Laporan yang baru-baru ini dirils oleh Indeed, platform pencarian kerja global, menunjukkan bahwa Gen Z adalah kelompok yang paling merasakan dampak langsung dari masifnya penerapan AI di dunia kerja.
Dalam survei yang dilakukan oleh Harris Poll terhadap 772 pekerja dan pencari kerja di AS dengan latar belakang pendidikan minimal diploma, ditemukan bahwa hampir separuh responden Gen Z merasa gelar kuliah mereka kini sudah tidak relevan.
Angka ini jauh lebih tinggi dibanding sekitar sepertiga dari generasi Milenial yang merasakan hal serupa. Tak hanya itu, sekitar 1 dari 5 responden Gen Z dan Baby Boomer juga menganggap pendidikan tinggi yang mereka tempuh tidak lagi sesuai dengan tuntutan pasar kerja.
Ilustrasi Gen Z
- pexels.com
Perubahan ini sejalan dengan tren perusahaan di AS, yang mulai mengurangi syarat gelar sarjana dalam lowongan pekerjaan. Bahkan, separuh dari pencari kerja Gen Z menyatakan bahwa pendidikan tinggi terasa sia-sia, baik dari segi waktu maupun biaya.
Linsey Fagan, Penasihat Strategi Talenta Senior di Indeed, mengatakan, bahwa perubahan besar akibat AI ini akan terus bergulir dan menuntut pemahaman dasar tentang AI dari setiap karyawan, maupun calon pekerja.
“Agar organisasi berhasil memanfaatkan AI, setiap karyawan perlu memahami dasar AI dan bagaimana perusahaan mereka menggunakannya,” ujar Fagan, seperti dikutip dari Ciodive, Rabu, 23 April 2025.
Fagan juga menekankan pentingnya peran pemimpin dalam mendukung transisi ini, termasuk dengan mendengarkan kebutuhan tim dan menyediakan pelatihan yang sesuai. Sejumlah perusahaan pun, kini telah menanggapi tantangan ini dengan menggelar program pelatihan dan peningkatan keterampilan (upskilling).
Bahkan, vendor teknologi pun mulai membuka pelatihan AI untuk umum guna mempercepat adopsi di lingkungan kerja.
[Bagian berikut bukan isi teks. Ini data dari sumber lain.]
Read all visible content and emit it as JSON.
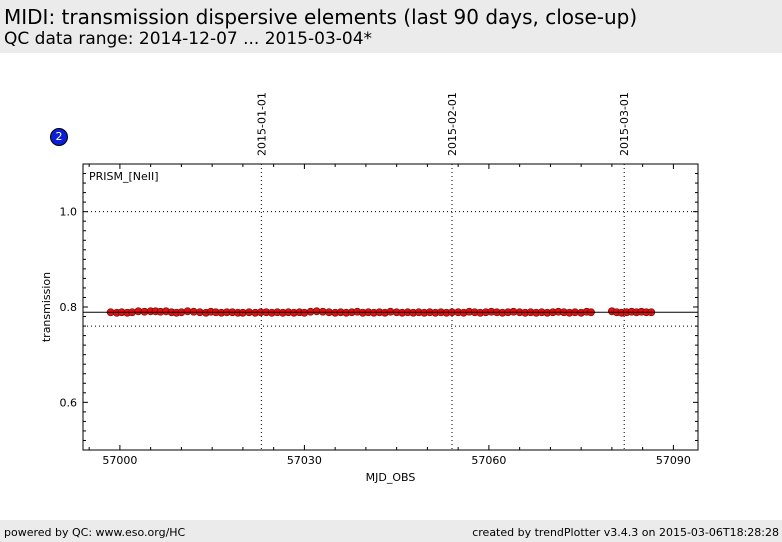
{
  "header": {
    "title": "MIDI: transmission dispersive elements (last 90 days, close-up)",
    "subtitle": "QC data range: 2014-12-07 ... 2015-03-04*"
  },
  "badge": {
    "label": "2",
    "color": "#0a1fd6"
  },
  "footer": {
    "left": "powered by QC: www.eso.org/HC",
    "right": "created by trendPlotter v3.4.3 on 2015-03-06T18:28:28"
  },
  "chart_data": {
    "type": "scatter",
    "panel_label": "PRISM_[NeII]",
    "xlabel": "MJD_OBS",
    "ylabel": "transmission",
    "xlim": [
      56994,
      57094
    ],
    "ylim": [
      0.5,
      1.1
    ],
    "xticks": [
      57000,
      57030,
      57060,
      57090
    ],
    "xtick_labels": [
      "57000",
      "57030",
      "57060",
      "57090"
    ],
    "yticks": [
      0.6,
      0.8,
      1.0
    ],
    "ytick_labels": [
      "0.6",
      "0.8",
      "1.0"
    ],
    "date_markers": [
      {
        "label": "2015-01-01",
        "x": 57023.0
      },
      {
        "label": "2015-02-01",
        "x": 57054.0
      },
      {
        "label": "2015-03-01",
        "x": 57082.0
      }
    ],
    "reference_lines": {
      "mean": 0.789,
      "upper": 1.0,
      "lower": 0.76
    },
    "marker_color": "#e01010",
    "series": [
      {
        "x": [
          56998.5,
          56999.5,
          57000.3,
          57001.2,
          57002.0,
          57003.0,
          57004.0,
          57005.0,
          57005.8,
          57006.6,
          57007.5,
          57008.4,
          57009.2,
          57010.0,
          57011.0,
          57012.0,
          57013.0,
          57014.0,
          57014.8,
          57015.6,
          57016.5,
          57017.4,
          57018.3,
          57019.2,
          57020.0,
          57021.0,
          57022.0,
          57022.9,
          57023.8,
          57024.7,
          57025.6,
          57026.5,
          57027.4,
          57028.3,
          57029.2,
          57030.0,
          57031.0,
          57032.0,
          57033.0,
          57034.0,
          57035.0,
          57035.9,
          57036.8,
          57037.7,
          57038.6,
          57039.5,
          57040.4,
          57041.3,
          57042.2,
          57043.1,
          57044.0,
          57045.0,
          57045.9,
          57046.8,
          57047.7,
          57048.6,
          57049.5,
          57050.4,
          57051.3,
          57052.2,
          57053.1,
          57054.0,
          57055.0,
          57055.9,
          57056.8,
          57057.7,
          57058.6,
          57059.5,
          57060.4,
          57061.3,
          57062.2,
          57063.1,
          57064.0,
          57065.0,
          57065.9,
          57066.8,
          57067.7,
          57068.6,
          57069.5,
          57070.4,
          57071.3,
          57072.2,
          57073.1,
          57074.0,
          57075.0,
          57075.9,
          57076.6,
          57080.0,
          57080.8,
          57081.6,
          57082.4,
          57083.2,
          57084.0,
          57084.8,
          57085.6,
          57086.4
        ],
        "y": [
          0.789,
          0.788,
          0.789,
          0.788,
          0.789,
          0.791,
          0.79,
          0.791,
          0.791,
          0.79,
          0.791,
          0.789,
          0.788,
          0.789,
          0.791,
          0.79,
          0.789,
          0.788,
          0.79,
          0.789,
          0.788,
          0.789,
          0.789,
          0.788,
          0.788,
          0.789,
          0.788,
          0.789,
          0.789,
          0.788,
          0.789,
          0.788,
          0.789,
          0.788,
          0.789,
          0.788,
          0.79,
          0.791,
          0.79,
          0.789,
          0.788,
          0.789,
          0.788,
          0.789,
          0.79,
          0.788,
          0.789,
          0.788,
          0.789,
          0.788,
          0.79,
          0.789,
          0.788,
          0.789,
          0.788,
          0.789,
          0.788,
          0.789,
          0.788,
          0.789,
          0.788,
          0.789,
          0.789,
          0.788,
          0.79,
          0.789,
          0.788,
          0.789,
          0.79,
          0.789,
          0.788,
          0.789,
          0.79,
          0.789,
          0.788,
          0.789,
          0.788,
          0.789,
          0.788,
          0.789,
          0.79,
          0.789,
          0.788,
          0.789,
          0.788,
          0.79,
          0.789,
          0.791,
          0.789,
          0.788,
          0.789,
          0.79,
          0.789,
          0.79,
          0.789,
          0.789
        ]
      }
    ]
  }
}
Salah satunya platform pelatihan online O’Reilly, yang mencatat lonjakan besar dalam permintaan pelatihan berbasis AI sepanjang tahun lalu.
Menurut laporan Januari mereka, jumlah profesional yang mencari pelatihan prinsip-prinsip AI, meningkat lebih dari empat kali lipat. “Untuk membuka potensi AI secara maksimal, organisasi harus berinvestasi pada SDM mereka, menyediakan pelatihan, pengalaman langsung, dan kesempatan untuk mengeksplorasi alat baru dalam lingkungan yang mendukung,” kata Fagan.